Would you suggest something that could improve the results?
Hi @basit-7
increasing the number of images is of great help :D ... One thing that I notice was that colmap was not generating the 4D array for all images which decremented the results so just check if all of your images are in the json (I haven't figured it out why sometimes colmap skips some images and sometimes it doesn't). Also the authors mention something regarding the config file when getting abnormal results:
Calibrating images with the script from NGP: python dataLoader/colmap2nerf.py --colmap_matcher exhaustive --run_colmap, then adjust the datadir in configs/your_own_data.txt. Please check the scene_bbox and near_far if you get abnormal results.
But I haven't messed with that
Have you tried instant-NGP or DVGOv2 ? I am currently investigating theses approaches in parallel (trying to get the DVGOv2 to run :/)
@supdhn Thanks! Will try your suggestions.

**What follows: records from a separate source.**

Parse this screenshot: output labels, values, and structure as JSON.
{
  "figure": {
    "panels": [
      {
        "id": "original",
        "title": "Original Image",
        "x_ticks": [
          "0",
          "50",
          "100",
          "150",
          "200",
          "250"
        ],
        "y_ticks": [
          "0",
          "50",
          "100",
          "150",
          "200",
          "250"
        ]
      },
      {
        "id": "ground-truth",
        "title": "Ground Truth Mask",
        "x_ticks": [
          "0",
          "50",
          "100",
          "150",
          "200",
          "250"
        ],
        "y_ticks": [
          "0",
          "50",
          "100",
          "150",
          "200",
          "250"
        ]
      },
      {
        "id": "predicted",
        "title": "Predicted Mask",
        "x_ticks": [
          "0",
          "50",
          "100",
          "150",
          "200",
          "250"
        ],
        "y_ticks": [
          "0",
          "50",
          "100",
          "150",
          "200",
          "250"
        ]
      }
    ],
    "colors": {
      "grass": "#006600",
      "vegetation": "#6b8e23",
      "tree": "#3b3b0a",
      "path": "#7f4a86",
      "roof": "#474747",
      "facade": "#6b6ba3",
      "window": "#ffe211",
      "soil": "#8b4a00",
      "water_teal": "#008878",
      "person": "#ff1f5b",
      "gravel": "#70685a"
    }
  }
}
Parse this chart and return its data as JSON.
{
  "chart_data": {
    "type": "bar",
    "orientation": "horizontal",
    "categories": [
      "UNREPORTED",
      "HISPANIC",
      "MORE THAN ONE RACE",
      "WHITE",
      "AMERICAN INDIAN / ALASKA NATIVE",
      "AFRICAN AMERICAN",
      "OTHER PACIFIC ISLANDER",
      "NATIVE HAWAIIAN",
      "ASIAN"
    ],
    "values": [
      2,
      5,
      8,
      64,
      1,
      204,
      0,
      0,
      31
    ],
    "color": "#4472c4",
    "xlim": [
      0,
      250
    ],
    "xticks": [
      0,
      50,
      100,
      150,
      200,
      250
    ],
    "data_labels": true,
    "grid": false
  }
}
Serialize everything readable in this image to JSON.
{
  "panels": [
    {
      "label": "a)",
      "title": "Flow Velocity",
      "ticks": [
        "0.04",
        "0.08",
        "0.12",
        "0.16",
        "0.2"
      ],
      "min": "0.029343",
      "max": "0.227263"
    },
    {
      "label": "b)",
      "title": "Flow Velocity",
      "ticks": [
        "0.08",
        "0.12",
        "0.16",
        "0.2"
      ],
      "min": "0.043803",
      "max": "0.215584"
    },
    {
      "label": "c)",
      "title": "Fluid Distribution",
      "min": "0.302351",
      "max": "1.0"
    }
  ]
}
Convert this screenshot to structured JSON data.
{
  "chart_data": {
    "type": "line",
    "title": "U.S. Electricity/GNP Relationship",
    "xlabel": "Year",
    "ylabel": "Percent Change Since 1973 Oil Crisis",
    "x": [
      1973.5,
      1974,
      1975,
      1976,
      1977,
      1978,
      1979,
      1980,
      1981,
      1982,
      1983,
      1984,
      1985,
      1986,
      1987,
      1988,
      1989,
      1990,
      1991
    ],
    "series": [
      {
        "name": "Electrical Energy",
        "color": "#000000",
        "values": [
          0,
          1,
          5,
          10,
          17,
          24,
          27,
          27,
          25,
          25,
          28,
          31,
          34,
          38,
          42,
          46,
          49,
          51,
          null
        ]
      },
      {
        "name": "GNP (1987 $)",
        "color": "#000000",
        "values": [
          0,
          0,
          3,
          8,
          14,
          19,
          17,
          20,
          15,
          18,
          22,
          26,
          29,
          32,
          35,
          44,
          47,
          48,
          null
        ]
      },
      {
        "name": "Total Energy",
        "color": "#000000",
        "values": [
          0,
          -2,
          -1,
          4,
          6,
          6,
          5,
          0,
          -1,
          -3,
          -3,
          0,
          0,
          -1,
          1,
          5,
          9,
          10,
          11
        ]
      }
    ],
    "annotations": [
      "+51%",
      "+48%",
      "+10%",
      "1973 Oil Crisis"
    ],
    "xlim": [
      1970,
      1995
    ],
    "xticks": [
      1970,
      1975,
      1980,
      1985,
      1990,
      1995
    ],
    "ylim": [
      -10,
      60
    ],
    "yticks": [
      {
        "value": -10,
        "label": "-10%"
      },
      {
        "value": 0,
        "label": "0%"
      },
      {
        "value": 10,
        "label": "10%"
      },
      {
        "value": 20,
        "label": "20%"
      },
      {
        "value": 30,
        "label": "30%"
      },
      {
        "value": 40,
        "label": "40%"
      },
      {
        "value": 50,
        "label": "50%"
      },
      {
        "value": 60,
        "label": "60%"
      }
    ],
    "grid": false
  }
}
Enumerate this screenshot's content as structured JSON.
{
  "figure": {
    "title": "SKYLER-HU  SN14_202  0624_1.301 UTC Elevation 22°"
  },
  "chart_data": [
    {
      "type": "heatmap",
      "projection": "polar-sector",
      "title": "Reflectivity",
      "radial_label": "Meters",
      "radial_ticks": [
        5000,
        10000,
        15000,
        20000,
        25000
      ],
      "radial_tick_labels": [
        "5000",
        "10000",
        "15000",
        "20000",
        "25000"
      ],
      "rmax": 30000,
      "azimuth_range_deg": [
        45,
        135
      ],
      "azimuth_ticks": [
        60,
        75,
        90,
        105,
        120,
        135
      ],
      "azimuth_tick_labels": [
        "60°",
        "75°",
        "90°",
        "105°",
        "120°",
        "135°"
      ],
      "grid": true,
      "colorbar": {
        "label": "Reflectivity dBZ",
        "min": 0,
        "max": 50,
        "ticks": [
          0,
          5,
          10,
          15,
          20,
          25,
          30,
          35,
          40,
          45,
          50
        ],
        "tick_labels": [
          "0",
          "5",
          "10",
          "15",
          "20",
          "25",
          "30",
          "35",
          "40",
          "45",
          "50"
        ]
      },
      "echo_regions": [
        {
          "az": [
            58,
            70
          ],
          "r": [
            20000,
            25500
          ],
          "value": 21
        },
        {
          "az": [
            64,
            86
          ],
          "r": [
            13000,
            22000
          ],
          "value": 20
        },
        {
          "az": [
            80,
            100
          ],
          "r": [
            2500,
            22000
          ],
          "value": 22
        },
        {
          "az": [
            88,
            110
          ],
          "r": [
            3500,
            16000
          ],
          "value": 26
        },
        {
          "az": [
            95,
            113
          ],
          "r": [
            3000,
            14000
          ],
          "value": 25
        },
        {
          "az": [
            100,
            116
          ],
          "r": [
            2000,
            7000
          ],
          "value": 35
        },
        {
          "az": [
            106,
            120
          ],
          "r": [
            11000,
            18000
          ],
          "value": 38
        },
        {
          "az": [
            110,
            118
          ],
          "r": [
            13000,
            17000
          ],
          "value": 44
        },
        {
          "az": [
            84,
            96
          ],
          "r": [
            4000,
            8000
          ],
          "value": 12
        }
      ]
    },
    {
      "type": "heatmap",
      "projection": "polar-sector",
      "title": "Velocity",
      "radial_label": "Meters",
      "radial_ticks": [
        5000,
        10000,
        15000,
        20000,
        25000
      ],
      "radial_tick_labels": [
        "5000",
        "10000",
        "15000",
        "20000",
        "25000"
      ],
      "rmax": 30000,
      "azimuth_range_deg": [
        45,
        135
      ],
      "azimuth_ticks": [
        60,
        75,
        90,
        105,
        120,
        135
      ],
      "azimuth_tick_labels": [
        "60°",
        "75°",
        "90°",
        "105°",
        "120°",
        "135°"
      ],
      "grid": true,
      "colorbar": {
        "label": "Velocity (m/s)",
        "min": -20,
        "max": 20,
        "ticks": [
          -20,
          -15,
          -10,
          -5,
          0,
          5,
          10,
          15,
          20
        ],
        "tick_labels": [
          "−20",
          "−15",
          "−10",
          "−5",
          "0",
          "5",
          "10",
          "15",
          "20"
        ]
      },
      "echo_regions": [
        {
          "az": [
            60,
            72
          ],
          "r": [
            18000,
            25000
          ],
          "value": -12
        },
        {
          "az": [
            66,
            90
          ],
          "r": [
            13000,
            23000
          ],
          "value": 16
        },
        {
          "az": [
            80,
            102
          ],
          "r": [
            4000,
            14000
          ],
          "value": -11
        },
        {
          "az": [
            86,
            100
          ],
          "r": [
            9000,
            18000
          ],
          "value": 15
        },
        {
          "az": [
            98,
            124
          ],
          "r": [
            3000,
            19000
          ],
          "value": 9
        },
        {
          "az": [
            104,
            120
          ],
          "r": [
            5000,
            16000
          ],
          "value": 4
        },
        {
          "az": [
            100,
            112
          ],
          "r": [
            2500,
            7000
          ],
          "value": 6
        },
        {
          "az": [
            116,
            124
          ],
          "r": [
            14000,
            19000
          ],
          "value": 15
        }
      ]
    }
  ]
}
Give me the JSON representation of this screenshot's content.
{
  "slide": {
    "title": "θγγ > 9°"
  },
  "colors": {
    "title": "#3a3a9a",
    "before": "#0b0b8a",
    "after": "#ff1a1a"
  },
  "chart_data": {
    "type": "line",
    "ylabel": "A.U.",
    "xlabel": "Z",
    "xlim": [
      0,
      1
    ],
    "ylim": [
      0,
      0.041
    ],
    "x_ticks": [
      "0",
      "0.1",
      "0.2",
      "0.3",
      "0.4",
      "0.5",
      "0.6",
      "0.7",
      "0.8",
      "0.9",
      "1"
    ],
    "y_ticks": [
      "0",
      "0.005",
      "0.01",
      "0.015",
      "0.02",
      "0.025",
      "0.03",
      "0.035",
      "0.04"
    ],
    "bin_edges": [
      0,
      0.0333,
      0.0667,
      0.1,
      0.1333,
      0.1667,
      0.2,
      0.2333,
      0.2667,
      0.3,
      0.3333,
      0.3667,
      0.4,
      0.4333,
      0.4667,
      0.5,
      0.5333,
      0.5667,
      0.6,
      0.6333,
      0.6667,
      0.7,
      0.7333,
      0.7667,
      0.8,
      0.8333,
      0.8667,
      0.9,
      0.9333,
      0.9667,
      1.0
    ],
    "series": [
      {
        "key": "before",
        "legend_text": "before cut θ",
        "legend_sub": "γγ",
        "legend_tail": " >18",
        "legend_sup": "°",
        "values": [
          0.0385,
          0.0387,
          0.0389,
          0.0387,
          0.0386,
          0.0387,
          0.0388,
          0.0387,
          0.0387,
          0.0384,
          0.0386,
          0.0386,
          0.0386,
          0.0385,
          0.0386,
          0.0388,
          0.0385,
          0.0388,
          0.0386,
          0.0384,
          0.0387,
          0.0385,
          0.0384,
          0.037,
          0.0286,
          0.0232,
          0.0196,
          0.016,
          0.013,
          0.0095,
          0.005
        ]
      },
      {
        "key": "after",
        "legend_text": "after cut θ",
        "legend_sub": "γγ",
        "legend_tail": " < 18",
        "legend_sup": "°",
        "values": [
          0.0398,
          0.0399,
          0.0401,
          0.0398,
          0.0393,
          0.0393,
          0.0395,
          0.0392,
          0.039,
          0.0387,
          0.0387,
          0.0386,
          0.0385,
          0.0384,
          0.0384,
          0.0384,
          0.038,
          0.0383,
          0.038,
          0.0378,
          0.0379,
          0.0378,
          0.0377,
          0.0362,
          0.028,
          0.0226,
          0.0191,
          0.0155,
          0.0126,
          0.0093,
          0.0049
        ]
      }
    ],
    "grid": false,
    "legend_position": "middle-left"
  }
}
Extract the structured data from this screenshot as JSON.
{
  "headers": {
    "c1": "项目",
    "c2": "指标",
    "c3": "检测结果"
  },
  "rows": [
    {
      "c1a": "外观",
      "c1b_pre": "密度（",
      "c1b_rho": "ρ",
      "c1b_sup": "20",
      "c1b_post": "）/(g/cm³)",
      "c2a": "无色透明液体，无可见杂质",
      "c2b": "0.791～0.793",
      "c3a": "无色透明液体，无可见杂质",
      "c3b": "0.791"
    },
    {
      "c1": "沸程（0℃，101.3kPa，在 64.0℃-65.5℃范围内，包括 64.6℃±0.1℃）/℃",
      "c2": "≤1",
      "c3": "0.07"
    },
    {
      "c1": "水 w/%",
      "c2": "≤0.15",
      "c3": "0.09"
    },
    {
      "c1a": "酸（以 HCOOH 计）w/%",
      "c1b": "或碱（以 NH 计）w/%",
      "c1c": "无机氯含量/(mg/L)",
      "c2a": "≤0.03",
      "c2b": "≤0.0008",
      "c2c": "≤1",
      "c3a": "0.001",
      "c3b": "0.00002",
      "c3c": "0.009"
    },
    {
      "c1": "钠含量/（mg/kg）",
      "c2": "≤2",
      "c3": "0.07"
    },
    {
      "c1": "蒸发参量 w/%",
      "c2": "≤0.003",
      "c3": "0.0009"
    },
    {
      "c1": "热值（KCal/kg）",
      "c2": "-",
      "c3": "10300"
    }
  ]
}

Yes, have tried Instant-NGP and DVGO (not v2). Could you share the link to the GitHub repo for v2? Or is it the same repository as v1?
What datasets do you use for testing these methods?
Hello,I'd like to ask you some questions.Do you understand the data processing method of ngp in the readme document? I processed the self-made dataset with the ngp method in TensoRF, but I found that it could not be run in the instant-ngp code, and the phenomenon that the image file could not be found appeared. I wonder if you have the same experience?